The great thing about this stir-fry is that you can use whatever veggies you already have on hand. It makes a great side dish or a vegetarian/vegan main dish, but feel free to add shrimp, beef, chicken, or any other protein of choice to make this a complete meal.
- ⅓ cup reduced sodium Coconut Aminos (paleo, AIP, soy, wheat, & gluten free), Tamari (wheat & gluten free), or soy sauce (contains wheat & gluten)
- 2-3 tablespoons Honey, coconut nectar, or brown sugar, to taste
- 2 tablespoons Sesame Oil (omit for AIP)
- 8 oz Sweet Potato Starch Noodles/Dangmyun (from Asian Market)
- 2 tablespoons cooking oil (I use avocado or Refined Coconut Oil)
- 1 small onion, thinly sliced
- 2 large carrots, julienned
- 6-8 Dried Shiitake Mushroom, soaked in warm water, stems removed and sliced (can also use fresh shitake, crimini, or white mushrooms)
- 2-3 green onions/scallions, chopped and divided
- 2-3 garlic cloves, minced
- 3-4 cups (about 6 oz) spinach or leafy greens mix (like baby kale, swiss chard, etc.)
- freshly ground black pepper
- salt, to taste
- black or white sesame seeds (omit for AIP)
- In a small bowl, stir together tamari/soy sauce, honey/sugar, and sesame oil.

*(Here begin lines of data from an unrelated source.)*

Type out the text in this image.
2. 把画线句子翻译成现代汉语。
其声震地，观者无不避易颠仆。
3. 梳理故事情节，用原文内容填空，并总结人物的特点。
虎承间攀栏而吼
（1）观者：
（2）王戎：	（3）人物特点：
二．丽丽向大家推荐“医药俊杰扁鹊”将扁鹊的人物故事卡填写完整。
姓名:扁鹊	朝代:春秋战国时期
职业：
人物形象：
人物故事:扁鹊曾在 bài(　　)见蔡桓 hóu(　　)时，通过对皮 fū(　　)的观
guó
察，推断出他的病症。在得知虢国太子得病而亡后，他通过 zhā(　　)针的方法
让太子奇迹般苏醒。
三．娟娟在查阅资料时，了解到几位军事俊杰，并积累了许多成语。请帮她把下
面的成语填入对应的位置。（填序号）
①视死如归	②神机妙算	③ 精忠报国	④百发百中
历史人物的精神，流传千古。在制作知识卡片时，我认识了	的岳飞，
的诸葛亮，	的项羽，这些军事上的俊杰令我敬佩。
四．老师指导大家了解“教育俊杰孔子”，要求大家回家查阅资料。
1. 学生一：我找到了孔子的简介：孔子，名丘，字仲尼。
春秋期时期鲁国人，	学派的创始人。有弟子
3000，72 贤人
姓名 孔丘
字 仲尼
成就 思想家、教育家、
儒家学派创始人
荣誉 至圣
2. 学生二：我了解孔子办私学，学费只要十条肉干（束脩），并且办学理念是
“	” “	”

Set aside.
- Place a large pot of water on the stove and bring it to a boil. When water is boiling, place the sweet potato starch noodles into the water and press down with a wooden spoon, until all the noodles are submerged in the water.
- Cook the noodles for 6 or 7 minutes, until al dente, drain and rinse under cold water. Place drained noodles back into the pot and cut a few times with clean kitchen scissors to make them a little shorter and easier to eat. Drizzle with a few spoonfuls of the tamari mixture and mix together thoroughly to keep noodles from sticking together.

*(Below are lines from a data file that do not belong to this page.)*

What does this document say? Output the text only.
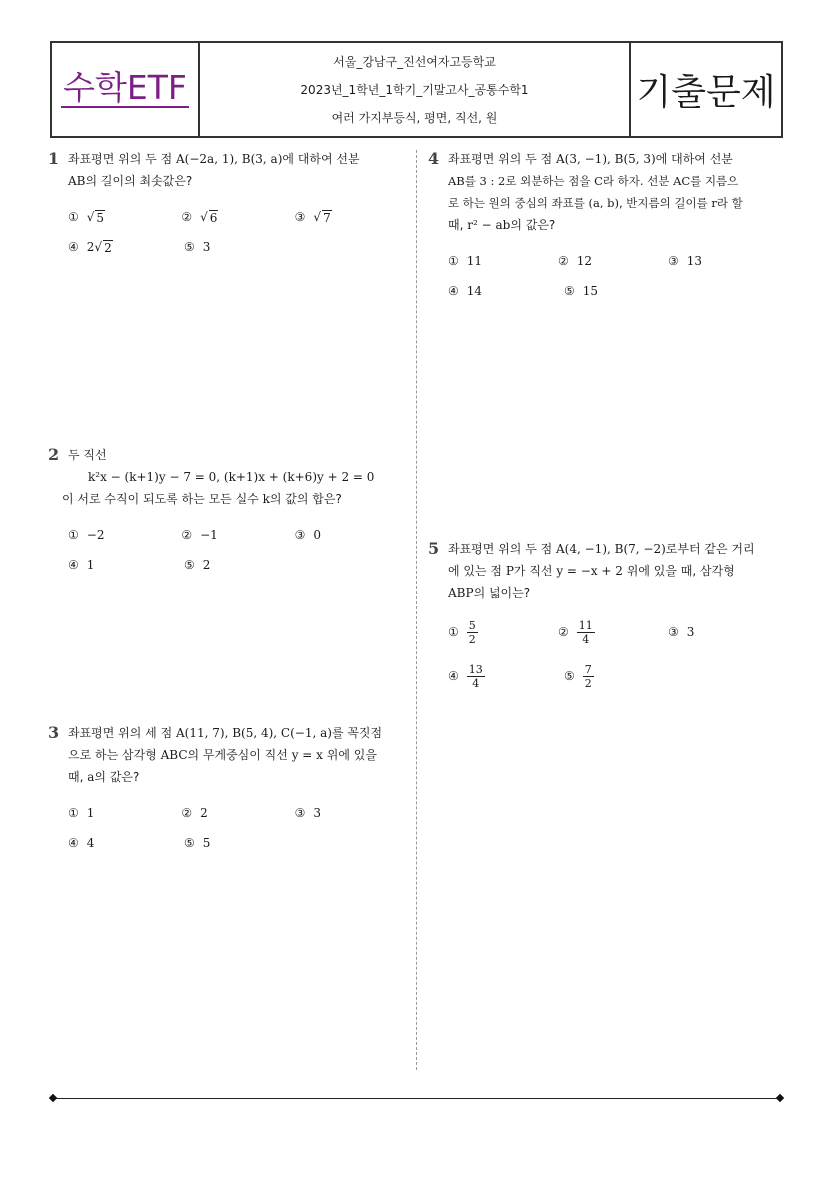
수학ETF
서울_강남구_진선여자고등학교
2023년_1학년_1학기_기말고사_공통수학1
여러 가지부등식, 평면, 직선, 원
기출문제
1 좌표평면 위의 두 점 A(−2a, 1), B(3, a)에 대하여 선분
AB의 길이의 최솟값은?
① √ 5	② √ 6	③ √ 7
④ 2 √ 2	⑤ 3
2 두 직선
k²x − (k+1)y − 7 = 0, (k+1)x + (k+6)y + 2 = 0
이 서로 수직이 되도록 하는 모든 실수 k의 값의 합은?
① −2	② −1	③ 0
④ 1	⑤ 2
3 좌표평면 위의 세 점 A(11, 7), B(5, 4), C(−1, a)를 꼭짓점
으로 하는 삼각형 ABC의 무게중심이 직선 y = x 위에 있을
때, a의 값은?
① 1	② 2	③ 3
④ 4	⑤ 5
4 좌표평면 위의 두 점 A(3, −1), B(5, 3)에 대하여 선분
AB를 3 : 2로 외분하는 점을 C라 하자. 선분 AC를 지름으
로 하는 원의 중심의 좌표를 (a, b), 반지름의 길이를 r라 할
때, r² − ab의 값은?
① 11	② 12	③ 13
④ 14	⑤ 15
5 좌표평면 위의 두 점 A(4, −1), B(7, −2)로부터 같은 거리
에 있는 점 P가 직선 y = −x + 2 위에 있을 때, 삼각형
ABP의 넓이는?
① $\frac{5}{2}$	② $\frac{11}{4}$	③ 3
④ $\frac{13}{4}$	⑤ $\frac{7}{2}$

- Drizzle cooking oil into a large pan or wok and place it on the stove over medium-high heat. Add onion and carrot into the pan and sauté for 2-3 minutes. Stir in mushrooms, half of the chopped green onion, garlic, and spinach/greens. Sprinkle with salt and cook for a few minutes until veggies are crisp tender.
- Add noodles to the pan, along with the rest of the sauce, some black pepper and toss together over medium-high heat for a few minutes until the noodles are warmed, about 2-3 minutes. Add salt to taste. Sprinkle with sesame seeds and top with the rest of the chopped green onion. Serve warm or at room temperature.